Между тем стрелка часов перешла за половину одиннадцатого, и группа Шобера (у всех ее участников были исключительно крепкие ноги), поднимавшаяся по северному склону, уже приближалась к вершине, с которой на них ливмя лились голубые осколки неба, разбитого золотистым светом. Все они смотрели вверх, подымали кверху потные лбы, уцелевшие под градом голубых и золотистых осколков: небо звенело от толчков и пощечин света, казалось, это катится лавина пестро окрашенных церковных окон, и вот уже солнце с его упрямо топорщившимся вихром, с высокой прической из переливчатых протуберанцев полыхает над теменем горы, брызгами разлетается в ветвях, затем, клокоча, проникает в погорелый дом (сквозь обугленные стропильные фермы) и, ударившись, разрывается с неслышными детонациями на все новые и новые, все более ослепительные пучки света, которые, вращаясь, как спицы в колесе, бьют в лицо парням и девушкам, поднимающимся в гору. Они (это было заранее предусмотрено) разделились на пары как попало: мужчина с ружьем впереди, за ним особа женского пола (с солнечными очками на носу), и оба, мужчина и женщина, идут вслед за своим дыханием – белыми облачками, ритмично растворяющимися в воздухе, и вот уже перед лыжниками вздымается крутой склон и поваленный светом лес – сотня деревьев! Тысяча деревьев! Десять тысяч деревьев! Но ни за одним не стоит убийца, нет, за каждым стволом, который они обходят, стоит солнце и смеется: «Хи-хи!» Парням и девушкам все это наконец наскучило, и они начинают играть в снежки.

– Здесь вам не детский сад! – взревел Шобер. Бац! И на его груди уже красуется снеговая орденская звезда.

Герта Биндер не принимает участия в этом побоище. Она едва ли не лучшая лыжница в деревне, во всем первая заводила, разумеется и в травле тоже, сегодня держится поодаль, как начинающая, держится вне этой лавины света, возможно, чтобы не подходить близко к возлюбленному, а возможно потому, что сегодня ей и впрямь все дается нелегко. Склонив голову, выдвинув вперед торс (словно в рюкзаке у нее полно осколков неба), она переставляла ноги, переставляла лыжи, увязая в моросящем дожде золотых искр, и, сквозь свисающие пряди жестких своих волос – даже не сквозь темные очки – одурманенная, ослепленная, смотрелась в снежное зеркало, которое солнце снизу подставляло ей, и так все шла и шла вперед, не обращая внимания на то, что творилось вокруг, окутанная собственным дыханием, ничуть не интересуясь ни убийцей, ни самой этой потехой. И вдруг прямо в затылок ей угодил ком снега. Прямо в открытое место между воротником и ухом угодил с такой силой, что навряд ли к этому можно было отнестись как к шутке. С приглушенным стоном она схватилась за простреленное место, и, стараясь вытряхнуть снег из-за воротника (отчего ей стало еще неприятнее), зажмурившись и с трудом сдерживая набегавшие на глаза слезы, силилась отыскать взглядом скотину кавалера, приславшего ей любовный привет.

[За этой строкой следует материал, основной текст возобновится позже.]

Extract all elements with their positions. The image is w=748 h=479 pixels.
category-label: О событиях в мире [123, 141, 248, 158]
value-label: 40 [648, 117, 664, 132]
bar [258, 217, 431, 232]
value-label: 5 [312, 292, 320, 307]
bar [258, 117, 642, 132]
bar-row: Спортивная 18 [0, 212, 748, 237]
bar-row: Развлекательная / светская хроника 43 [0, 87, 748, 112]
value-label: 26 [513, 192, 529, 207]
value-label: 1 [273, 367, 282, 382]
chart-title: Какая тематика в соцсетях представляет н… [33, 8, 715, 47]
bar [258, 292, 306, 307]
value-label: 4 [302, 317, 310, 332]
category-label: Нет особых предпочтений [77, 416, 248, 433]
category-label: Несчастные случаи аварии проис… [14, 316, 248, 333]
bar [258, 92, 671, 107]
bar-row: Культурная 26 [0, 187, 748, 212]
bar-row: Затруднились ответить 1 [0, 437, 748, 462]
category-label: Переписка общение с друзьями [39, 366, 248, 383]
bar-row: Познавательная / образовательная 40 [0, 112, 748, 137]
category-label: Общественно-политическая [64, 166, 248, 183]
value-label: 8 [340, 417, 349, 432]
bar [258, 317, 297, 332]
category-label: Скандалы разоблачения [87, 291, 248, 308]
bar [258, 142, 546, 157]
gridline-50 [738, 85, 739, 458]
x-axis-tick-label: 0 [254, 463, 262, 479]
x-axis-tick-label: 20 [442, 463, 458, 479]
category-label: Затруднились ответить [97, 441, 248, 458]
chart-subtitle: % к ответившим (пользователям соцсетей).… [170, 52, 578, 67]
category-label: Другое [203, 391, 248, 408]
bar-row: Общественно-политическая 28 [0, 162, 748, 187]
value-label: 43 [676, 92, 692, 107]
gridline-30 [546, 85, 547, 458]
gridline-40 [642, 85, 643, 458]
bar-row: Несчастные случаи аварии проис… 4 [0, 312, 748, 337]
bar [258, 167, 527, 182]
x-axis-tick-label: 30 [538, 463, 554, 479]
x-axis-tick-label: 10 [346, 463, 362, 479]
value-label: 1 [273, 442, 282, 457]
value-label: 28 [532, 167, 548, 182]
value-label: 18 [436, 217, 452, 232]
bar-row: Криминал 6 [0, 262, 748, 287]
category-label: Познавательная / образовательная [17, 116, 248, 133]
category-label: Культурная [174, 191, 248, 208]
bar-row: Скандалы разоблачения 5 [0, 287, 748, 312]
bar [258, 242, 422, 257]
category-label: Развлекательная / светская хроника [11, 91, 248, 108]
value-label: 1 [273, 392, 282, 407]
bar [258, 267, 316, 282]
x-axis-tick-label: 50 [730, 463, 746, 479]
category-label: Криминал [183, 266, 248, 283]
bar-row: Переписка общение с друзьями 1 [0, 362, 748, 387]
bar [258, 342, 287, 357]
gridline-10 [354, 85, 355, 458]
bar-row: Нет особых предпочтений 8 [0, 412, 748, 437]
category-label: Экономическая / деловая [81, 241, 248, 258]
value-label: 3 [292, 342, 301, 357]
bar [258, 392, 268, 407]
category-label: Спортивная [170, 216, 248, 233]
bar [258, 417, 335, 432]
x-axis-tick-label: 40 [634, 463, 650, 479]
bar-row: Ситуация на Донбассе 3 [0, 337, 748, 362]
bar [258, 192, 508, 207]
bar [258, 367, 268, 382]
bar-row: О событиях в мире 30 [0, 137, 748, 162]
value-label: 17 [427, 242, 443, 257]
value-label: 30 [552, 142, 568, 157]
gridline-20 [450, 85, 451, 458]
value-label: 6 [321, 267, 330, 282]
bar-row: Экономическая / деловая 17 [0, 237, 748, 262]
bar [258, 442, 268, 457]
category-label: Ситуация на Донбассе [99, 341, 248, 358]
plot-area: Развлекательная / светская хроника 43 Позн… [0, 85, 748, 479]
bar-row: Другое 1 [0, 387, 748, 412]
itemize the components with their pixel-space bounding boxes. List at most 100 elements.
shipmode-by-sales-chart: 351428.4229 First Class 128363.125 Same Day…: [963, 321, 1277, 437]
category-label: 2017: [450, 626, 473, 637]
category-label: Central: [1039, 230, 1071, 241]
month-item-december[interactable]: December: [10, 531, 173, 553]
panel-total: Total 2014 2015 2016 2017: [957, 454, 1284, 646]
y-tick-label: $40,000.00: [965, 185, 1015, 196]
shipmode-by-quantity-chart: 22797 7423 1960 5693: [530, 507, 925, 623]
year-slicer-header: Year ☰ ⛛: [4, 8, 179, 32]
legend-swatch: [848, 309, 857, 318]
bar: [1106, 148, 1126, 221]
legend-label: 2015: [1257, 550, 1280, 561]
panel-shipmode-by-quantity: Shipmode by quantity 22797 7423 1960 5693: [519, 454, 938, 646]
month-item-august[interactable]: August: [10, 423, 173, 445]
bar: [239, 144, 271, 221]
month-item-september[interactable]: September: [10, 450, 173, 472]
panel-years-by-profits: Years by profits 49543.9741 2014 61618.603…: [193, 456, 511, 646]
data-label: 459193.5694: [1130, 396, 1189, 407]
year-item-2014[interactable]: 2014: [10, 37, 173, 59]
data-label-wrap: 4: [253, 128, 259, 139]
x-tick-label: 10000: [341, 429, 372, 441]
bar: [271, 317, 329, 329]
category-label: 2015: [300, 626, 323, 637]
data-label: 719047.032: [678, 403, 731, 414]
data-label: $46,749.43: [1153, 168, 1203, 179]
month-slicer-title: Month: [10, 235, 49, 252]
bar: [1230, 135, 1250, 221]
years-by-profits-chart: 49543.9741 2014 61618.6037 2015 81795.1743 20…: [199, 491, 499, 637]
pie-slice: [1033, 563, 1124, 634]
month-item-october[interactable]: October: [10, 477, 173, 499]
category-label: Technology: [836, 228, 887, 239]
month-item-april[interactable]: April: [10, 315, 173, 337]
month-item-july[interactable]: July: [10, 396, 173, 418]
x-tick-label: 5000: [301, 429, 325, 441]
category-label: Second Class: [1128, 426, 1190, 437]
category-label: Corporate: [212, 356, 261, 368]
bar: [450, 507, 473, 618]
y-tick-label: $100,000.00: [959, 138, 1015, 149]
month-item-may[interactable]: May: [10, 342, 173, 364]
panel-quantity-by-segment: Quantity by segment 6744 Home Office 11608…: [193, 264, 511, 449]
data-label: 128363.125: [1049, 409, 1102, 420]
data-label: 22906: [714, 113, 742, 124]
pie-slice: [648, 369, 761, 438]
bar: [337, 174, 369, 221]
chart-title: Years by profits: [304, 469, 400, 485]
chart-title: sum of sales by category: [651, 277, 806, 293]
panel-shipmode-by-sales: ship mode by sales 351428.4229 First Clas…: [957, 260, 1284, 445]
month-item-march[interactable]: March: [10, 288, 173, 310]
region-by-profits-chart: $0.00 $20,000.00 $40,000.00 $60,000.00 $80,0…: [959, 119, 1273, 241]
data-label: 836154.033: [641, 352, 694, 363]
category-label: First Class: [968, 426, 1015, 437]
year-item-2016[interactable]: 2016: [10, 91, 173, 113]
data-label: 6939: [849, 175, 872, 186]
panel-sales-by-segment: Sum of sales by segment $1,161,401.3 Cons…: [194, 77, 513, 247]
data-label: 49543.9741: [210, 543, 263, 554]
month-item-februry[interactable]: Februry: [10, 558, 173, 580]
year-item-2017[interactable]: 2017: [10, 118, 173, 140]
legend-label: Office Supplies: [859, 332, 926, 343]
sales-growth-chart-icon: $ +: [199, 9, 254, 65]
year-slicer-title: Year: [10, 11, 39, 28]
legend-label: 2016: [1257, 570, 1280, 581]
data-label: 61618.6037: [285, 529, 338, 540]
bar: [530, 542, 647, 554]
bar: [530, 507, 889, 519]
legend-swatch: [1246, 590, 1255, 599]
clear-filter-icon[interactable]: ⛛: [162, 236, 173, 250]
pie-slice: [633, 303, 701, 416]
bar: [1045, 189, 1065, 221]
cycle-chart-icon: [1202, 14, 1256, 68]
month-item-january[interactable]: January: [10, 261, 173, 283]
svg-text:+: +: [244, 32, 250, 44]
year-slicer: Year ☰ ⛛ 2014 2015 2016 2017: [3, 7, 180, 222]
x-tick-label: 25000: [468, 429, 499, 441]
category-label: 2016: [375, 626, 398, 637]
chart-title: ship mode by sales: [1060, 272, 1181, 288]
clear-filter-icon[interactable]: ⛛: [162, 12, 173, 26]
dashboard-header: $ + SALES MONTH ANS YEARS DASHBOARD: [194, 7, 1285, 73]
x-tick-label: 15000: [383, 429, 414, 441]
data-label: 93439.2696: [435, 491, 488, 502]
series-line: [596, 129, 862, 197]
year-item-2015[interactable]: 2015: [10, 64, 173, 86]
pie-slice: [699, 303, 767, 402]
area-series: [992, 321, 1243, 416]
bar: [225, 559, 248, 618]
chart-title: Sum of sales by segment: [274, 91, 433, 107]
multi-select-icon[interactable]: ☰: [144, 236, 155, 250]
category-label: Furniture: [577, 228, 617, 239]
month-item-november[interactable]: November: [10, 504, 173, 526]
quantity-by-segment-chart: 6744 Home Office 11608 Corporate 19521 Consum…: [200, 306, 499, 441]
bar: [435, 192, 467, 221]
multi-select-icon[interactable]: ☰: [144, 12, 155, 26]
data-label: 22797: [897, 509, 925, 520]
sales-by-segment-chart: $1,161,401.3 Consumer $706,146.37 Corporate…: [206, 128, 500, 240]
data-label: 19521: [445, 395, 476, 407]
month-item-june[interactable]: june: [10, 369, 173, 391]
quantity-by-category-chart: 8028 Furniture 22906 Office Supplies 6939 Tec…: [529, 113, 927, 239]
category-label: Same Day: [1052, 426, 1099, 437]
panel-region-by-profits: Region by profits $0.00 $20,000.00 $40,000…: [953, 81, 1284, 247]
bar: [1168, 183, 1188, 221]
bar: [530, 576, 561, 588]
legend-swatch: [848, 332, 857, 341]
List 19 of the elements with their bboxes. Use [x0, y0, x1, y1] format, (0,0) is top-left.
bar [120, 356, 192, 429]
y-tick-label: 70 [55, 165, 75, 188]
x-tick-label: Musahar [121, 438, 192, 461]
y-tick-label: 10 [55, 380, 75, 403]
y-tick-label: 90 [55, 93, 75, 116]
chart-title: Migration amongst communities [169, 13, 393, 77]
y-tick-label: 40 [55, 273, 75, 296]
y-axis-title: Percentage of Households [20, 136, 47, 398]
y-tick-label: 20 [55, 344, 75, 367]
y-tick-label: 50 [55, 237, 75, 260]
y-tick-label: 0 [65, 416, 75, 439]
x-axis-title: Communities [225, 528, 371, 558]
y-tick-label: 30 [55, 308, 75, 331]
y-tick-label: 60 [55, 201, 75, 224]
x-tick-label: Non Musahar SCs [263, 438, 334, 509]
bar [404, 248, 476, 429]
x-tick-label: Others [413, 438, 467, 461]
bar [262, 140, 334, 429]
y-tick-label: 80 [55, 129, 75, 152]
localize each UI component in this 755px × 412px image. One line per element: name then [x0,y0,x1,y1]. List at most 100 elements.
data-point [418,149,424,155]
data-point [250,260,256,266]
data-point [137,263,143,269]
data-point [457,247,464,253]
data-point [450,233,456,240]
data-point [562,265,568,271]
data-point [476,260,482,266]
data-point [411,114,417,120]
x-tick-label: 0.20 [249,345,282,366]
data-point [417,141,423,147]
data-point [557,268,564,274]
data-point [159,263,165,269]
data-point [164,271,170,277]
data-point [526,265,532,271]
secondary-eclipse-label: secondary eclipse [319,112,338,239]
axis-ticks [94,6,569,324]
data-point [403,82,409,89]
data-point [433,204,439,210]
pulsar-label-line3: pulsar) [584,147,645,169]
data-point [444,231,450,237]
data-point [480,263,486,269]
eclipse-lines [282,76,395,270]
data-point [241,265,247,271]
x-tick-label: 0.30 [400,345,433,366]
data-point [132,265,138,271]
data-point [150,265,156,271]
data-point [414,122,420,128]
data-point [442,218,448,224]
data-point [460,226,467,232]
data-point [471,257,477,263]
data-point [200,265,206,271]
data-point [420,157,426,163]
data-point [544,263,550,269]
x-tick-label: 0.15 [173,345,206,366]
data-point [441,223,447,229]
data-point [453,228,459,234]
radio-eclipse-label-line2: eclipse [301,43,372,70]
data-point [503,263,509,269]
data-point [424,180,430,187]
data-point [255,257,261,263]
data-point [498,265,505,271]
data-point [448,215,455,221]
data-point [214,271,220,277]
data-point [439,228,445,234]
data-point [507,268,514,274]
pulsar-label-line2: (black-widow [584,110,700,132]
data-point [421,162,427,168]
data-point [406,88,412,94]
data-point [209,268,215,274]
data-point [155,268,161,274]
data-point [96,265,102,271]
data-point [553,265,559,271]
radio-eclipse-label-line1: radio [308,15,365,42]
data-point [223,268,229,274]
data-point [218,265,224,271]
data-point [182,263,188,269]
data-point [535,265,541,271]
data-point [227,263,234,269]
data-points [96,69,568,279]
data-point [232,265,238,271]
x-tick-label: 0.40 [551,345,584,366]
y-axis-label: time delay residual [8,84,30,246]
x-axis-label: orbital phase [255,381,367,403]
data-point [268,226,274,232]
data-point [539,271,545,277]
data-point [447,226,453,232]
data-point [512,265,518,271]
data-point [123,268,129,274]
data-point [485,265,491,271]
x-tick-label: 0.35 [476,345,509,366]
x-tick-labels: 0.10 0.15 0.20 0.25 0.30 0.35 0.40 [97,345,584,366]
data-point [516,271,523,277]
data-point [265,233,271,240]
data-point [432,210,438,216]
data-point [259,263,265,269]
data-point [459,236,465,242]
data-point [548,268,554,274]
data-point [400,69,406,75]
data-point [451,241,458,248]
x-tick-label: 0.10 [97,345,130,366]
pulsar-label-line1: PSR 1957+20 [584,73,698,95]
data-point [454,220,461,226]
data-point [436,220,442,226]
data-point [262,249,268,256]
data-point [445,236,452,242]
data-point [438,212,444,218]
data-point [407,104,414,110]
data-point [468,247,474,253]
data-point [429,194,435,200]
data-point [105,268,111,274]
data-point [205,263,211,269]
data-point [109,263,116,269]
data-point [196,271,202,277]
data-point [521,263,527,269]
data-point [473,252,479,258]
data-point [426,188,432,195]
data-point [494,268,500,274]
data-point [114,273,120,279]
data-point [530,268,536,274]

Он, эта скотина, вернее, шалопай, торговавший скотиной (в остальном красивый сильный мужчина), с лицом, искаженным злобной ухмылкой, вышел из-за дерева. Он нагнулся за новым снежком (да-да!), руки его, выпроставшиеся из рукавов, как две красные лопаты, воткнулись в белизну и живо скатали новый здоровенный снаряд. Герта лишь мельком увидела его, а потом больше и пе видела, так как с отвращением отвернулась.

Потрясенная его устрашающе чужим лицом, злобной ухмылкой, пронзившей ей сердце, она, как будто ничего не случилось, продолжала нелегкое восхождение. Через секунду-другую в нее снова попал снежок, плотный и крепкий, как ледышка, и этот уже шлепнул ее прямо по уху. Она никак на него не реагировала, продолжая прокладывать лыжню, не почувствовала даже, что у нее разорвало ушную раковину. На самом же деле она готова была взвыть от боли, снег, как раскаленное железо, впился в слуховой проход, и на мгновение ей показалось, что ухо у нее раскалывается, а заодно и голова. И снова выстрел – на этот раз мимо, и еще один – прямое попадание в плечо, наконец, пятый, точно нацеленный в висок, – и ей кажется, что глаз вот-вот выскочит из орбиты.